National Field Epidemiology Training Programmes (FETPs) in Europe

EPIET-associated programmes (EAPs)

The EPIET-associated programmes are national FETPs in which fellows are assigned to a training site inside their country of origin but attend the EPIET modules and receive some supervision from EPIET. The following national FETPs are EPIET-Associated Programmes:

  • United Kingdom: the first cohort of the UK FETP started in 2011, hosted by Public Health England (PHE). The UK FETP applied for and achieved TEPHINET accreditation in 2016.
  • Slovenia
  • Austria
  • Norway - the Norwegian Field Epidemiology Training Programme (NorFETP) started in 2001
  • Germany: in January 1996, the Postgraduiertenausbildung für angewandte Epidemiologie (PAE) was established at the Robert Koch Institut (RKI) in Berlin as a national FETP associated with EPIET; the German PAE cohorts starting since 2009 are awarded a Master of Science in Applied Epidemiology at the end of their training.
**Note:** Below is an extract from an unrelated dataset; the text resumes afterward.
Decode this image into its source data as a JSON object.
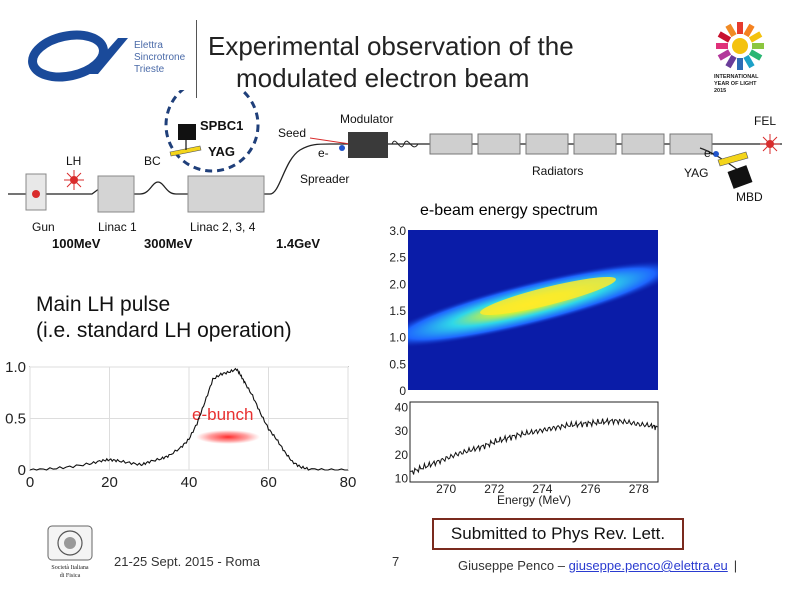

Independent national FETPs

  • France: the first cohort of the French FETP, Programme de formation à l’épidémiologie de terrain (PROFET) started in April 2002
  • Italy: the first cohort of the Italian FETP, the Programma di Formazione in Epidemiologia Applicata (PROFEA), started in 2000, hosted by the the Istituto Superiore di Sanità
  • Spain: the Spanish FETP, Programa de Epidemiología Aplicada de Campo (P.E.A.C.), was launched in 1994 by the Instituto de Salud Carlos III (ISCIII; Carlos III Health Institute) of the Spanish Ministry of Health supported by the US CDC, Atlanta.